Георгий почувствовал, как горло запульсировало, а педаль непроизвольно топнула в пол.
Будоражащие звуки рояля грянули и отдались эхом от стены к стене. Они просачивались на террасу в ночную бурю и бились о потолок мучающегося от бессонницы батлера этажом ниже.
Ванесса облизала высохшие губы и стиснула зубы: ее сердце вот-вот навсегда остановится. Химия и страсть разрывали в клочья ноты и творили нечто невообразимое; пальцы выбивали уязвимые молоточки струн, и трицепсы Георгия напрягались все больше с каждым новым порывом. Он уже не мог молчать – душа ныла и маялась от слабости перед ней.
Член Георгий набух и под ребрами запекло клеймо. Ванесса остановила на ходу слёзы, опустошив до дна бокал, и сбросила с тела простынь, бесстыдно закусывая нижнюю губу.
Сильные руки хаотично ударили по клавишному ряду, завершая мелодию бессвязным басом. Крышка рояля захлопнулась.
Георгий набросился на Ванессу, твердо намереваясь разорвать ее на части; его руки больно сжали упругие бедра, затем грудь, горячий живот, пока язык дирижировал у нее во рту, искусанный и измученный ожиданием. Книги и подсвечники полетели на пол, туша на лету свои языки пламени.
– Как же долго я мечтал об этом! – твердил он в бреду, глиссируя губами по всему ароматному телу.
Стоны Ванессы отдавались в его голове ударными гаммами старого инструмента и разжигали новый огонь вдохновения в его серых глазах.
Глава 9
За несколько секунд адреналин в крови художницы подскочил к отметке «Max». Георгий подбирал слова, пока возможности уничтожить его одна за другой проносились мимо. Она не решалась.
– Я хочу объяснить, почему ты здесь, Анна.
Он положил указательный палец между губой и носом и вновь смолк.
Какого чёрта ты пялишься на меня? Чокнутый. Все, сейчас… Нет! Не могу!
– Я тебя слушаю, Георгий. – не выдержала Анна, ненавидя себя за нерешительность. – Как ты собираешься объяснить то, что сначала бессовестно втерся ко мне в доверие, а потом…
На глазах Анны вновь навернулись слёзы. Она не могла. Не могла этого сделать.
– А потом предал меня!
– Не предавал. – пресно возразил он.
Анна зажмурилась, пытаясь подавить эмоциональный всплеск. Линии на ее лбу изогнулись барханами в пустыне, а нос мгновенно переполнился липкой влагой. Георгий был холоден и тверд, как могильная плита, и давить на его жалость казалось столь же бессмысленным, как пытаться отгрызть собственный локоть. Этому человеку была чужда жалость.
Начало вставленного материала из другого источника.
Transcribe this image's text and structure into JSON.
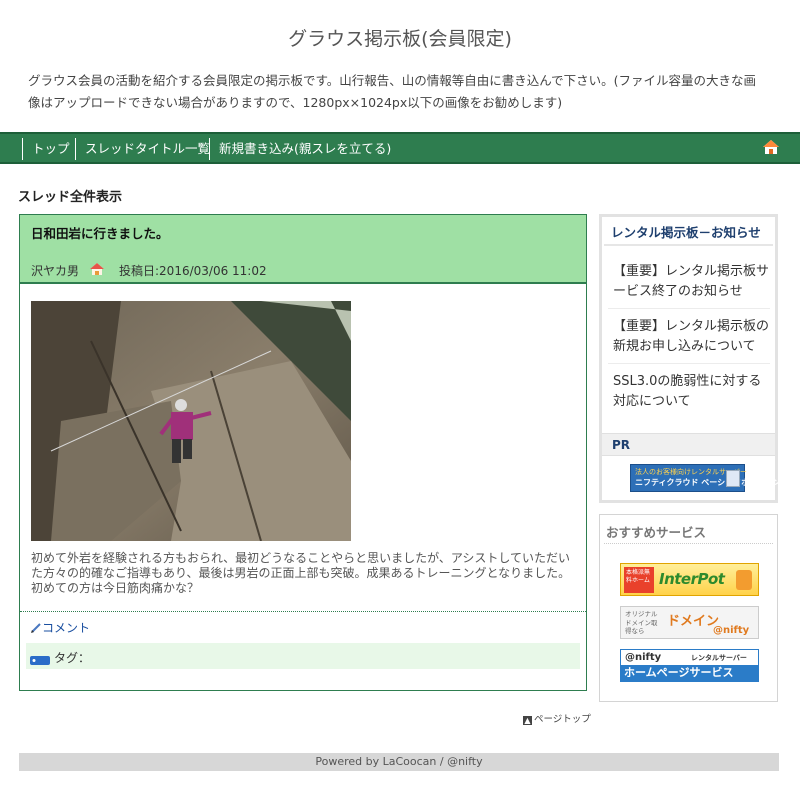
{
  "site": {
    "title": "グラウス掲示板(会員限定)",
    "description": "グラウス会員の活動を紹介する会員限定の掲示板です。山行報告、山の情報等自由に書き込んで下さい。(ファイル容量の大きな画像はアップロードできない場合がありますので、1280px×1024px以下の画像をお勧めします)"
  },
  "nav": {
    "items": [
      {
        "label": "トップ"
      },
      {
        "label": "スレッドタイトル一覧"
      },
      {
        "label": "新規書き込み(親スレを立てる)"
      }
    ],
    "home_icon": "home-icon"
  },
  "main": {
    "section_title": "スレッド全件表示",
    "thread": {
      "title": "日和田岩に行きました。",
      "author": "沢ヤカ男",
      "date": "投稿日:2016/03/06 11:02",
      "body": "初めて外岩を経験される方もおられ、最初どうなることやらと思いましたが、アシストしていただいた方々の的確なご指導もあり、最後は男岩の正面上部も突破。成果あるトレーニングとなりました。初めての方は今日筋肉痛かな？",
      "comment_label": "コメント",
      "tag_label": "タグ："
    },
    "page_top": "ページトップ"
  },
  "sidebar": {
    "notice_title": "レンタル掲示板－お知らせ",
    "notices": [
      {
        "label": "【重要】レンタル掲示板サービス終了のお知らせ"
      },
      {
        "label": "【重要】レンタル掲示板の新規お申し込みについて"
      },
      {
        "label": "SSL3.0の脆弱性に対する対応について"
      }
    ],
    "pr_label": "PR",
    "pr_banner": {
      "small": "法人のお客様向けレンタルサーバー",
      "big": "ニフティクラウド ベーシックホスティング"
    },
    "recommend_title": "おすすめサービス",
    "banners": {
      "interpot": {
        "badge": "本格派無料ホーム",
        "text": "InterPot"
      },
      "domain": {
        "small": "オリジナルドメイン取得なら",
        "text": "ドメイン",
        "brand": "@nifty"
      },
      "homepage": {
        "brand": "@nifty",
        "sub": "レンタルサーバー",
        "text": "ホームページサービス"
      }
    }
  },
  "footer": {
    "text": "Powered by LaCoocan / @nifty"
  },
  "colors": {
    "nav_bg": "#2e7d4f",
    "thread_head_bg": "#9fe0a4",
    "link": "#1a4fa0",
    "sidebar_title": "#1e3f6e"
  }
}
– Я помню, как ты первый раз взяла меня за руку. А ты, помнишь? – спросил он, прикоснувшись к запястью Анны.
Девушка мгновенно одернула свою руку. Настало время всадить в его горло лезвия.
– А я помню. – продолжил он, поглядывая на неподвижную руку за спиной Анны. – Нет, это было не тогда, когда ты помогала мне принять правильное положение, и не тогда, когда я подавал тебе полотна с чердака… Это произошло в том маленьком ресторанчике недалеко от твоей мастерской, в котором мы ужинали в наш последний вечер. Было так много работы… У меня затекло все тело, и оно страшно ныло, но я не жаловался. Помнишь? Мы выпили по бокалу сухого вина, и ты хотела еще, но я говорил: «Анна, тебя ведь ждет твой жених». А ты тогда ответила…
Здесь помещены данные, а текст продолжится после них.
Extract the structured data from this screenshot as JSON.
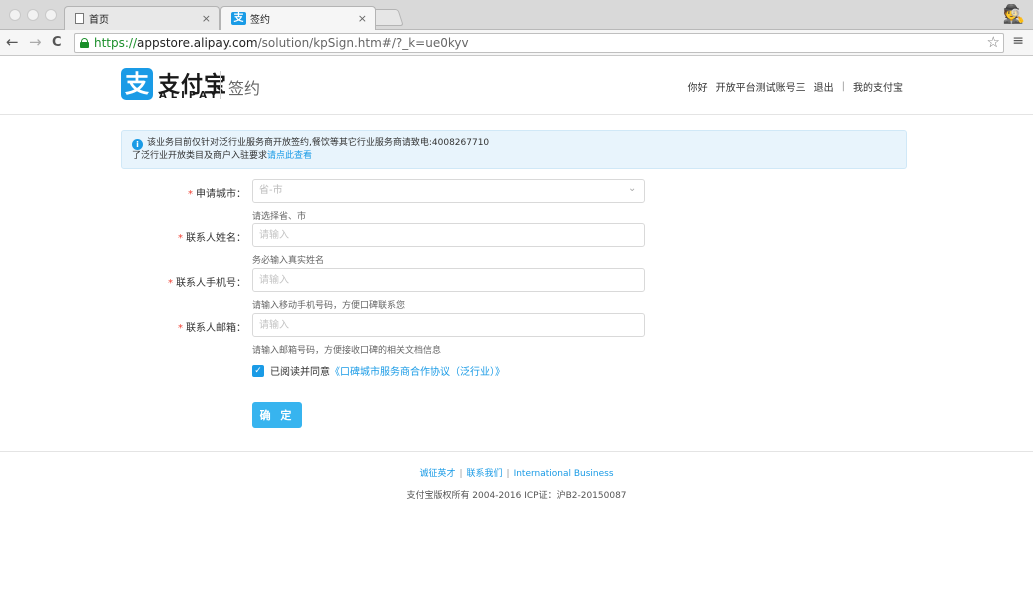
{
  "browser": {
    "tabs": [
      {
        "title": "首页",
        "close": "×"
      },
      {
        "title": "签约",
        "close": "×"
      }
    ],
    "favicon_text": "支",
    "url": {
      "scheme": "https://",
      "host": "appstore.alipay.com",
      "path": "/solution/kpSign.htm#/?_k=ue0kyv"
    },
    "icons": {
      "back": "←",
      "forward": "→",
      "reload": "C",
      "star": "☆",
      "menu": "≡",
      "incognito": "🕵"
    }
  },
  "header": {
    "logo_mark": "支",
    "logo_name": "支付宝",
    "logo_sub": "ALIPAY",
    "page_title": "签约",
    "nav": {
      "greeting": "你好",
      "account": "开放平台测试账号三",
      "logout": "退出",
      "separator": "|",
      "my_alipay": "我的支付宝"
    }
  },
  "notice": {
    "icon": "i",
    "line1": "该业务目前仅针对泛行业服务商开放签约,餐饮等其它行业服务商请致电:4008267710",
    "line2_text": "了泛行业开放类目及商户入驻要求",
    "line2_link": "请点此查看"
  },
  "form": {
    "required_mark": "*",
    "fields": [
      {
        "label": "申请城市：",
        "placeholder": "省-市",
        "hint": "请选择省、市"
      },
      {
        "label": "联系人姓名：",
        "placeholder": "请输入",
        "hint": "务必输入真实姓名"
      },
      {
        "label": "联系人手机号：",
        "placeholder": "请输入",
        "hint": "请输入移动手机号码，方便口碑联系您"
      },
      {
        "label": "联系人邮箱：",
        "placeholder": "请输入",
        "hint": "请输入邮箱号码，方便接收口碑的相关文档信息"
      }
    ],
    "select_arrow": "⌄",
    "agree_check": "✓",
    "agree_text": "已阅读并同意",
    "agree_link": "《口碑城市服务商合作协议（泛行业）》",
    "submit_label": "确 定"
  },
  "footer": {
    "links": [
      "诚征英才",
      "联系我们",
      "International Business"
    ],
    "separator": "|",
    "copyright": "支付宝版权所有 2004-2016 ICP证：沪B2-20150087"
  }
}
– Замолчи! – прошипела сквозь зубы она.
Сейчас. На счет три – раз… два…
Георгий улыбнулся сам себе и встал с дивана. Он прошел вдоль террасы, обойдя стол с пустой посудой и уперся кованую ограду, отделяющую его от пропасти стихии.
Чёрт!
Море внизу смеялось, укутывая в белое покрывало пены помосты и подножья скал, пена таяла, лопалась и шептала прощальные мантры перистым облакам над их головами.
– Между мной и этим берегом внизу ровно семь секунд свободного падения. – вдруг сказал Георгий, глядя на торчащие пики скал. – Можешь себе представить эти короткие до невозможности семь секунд?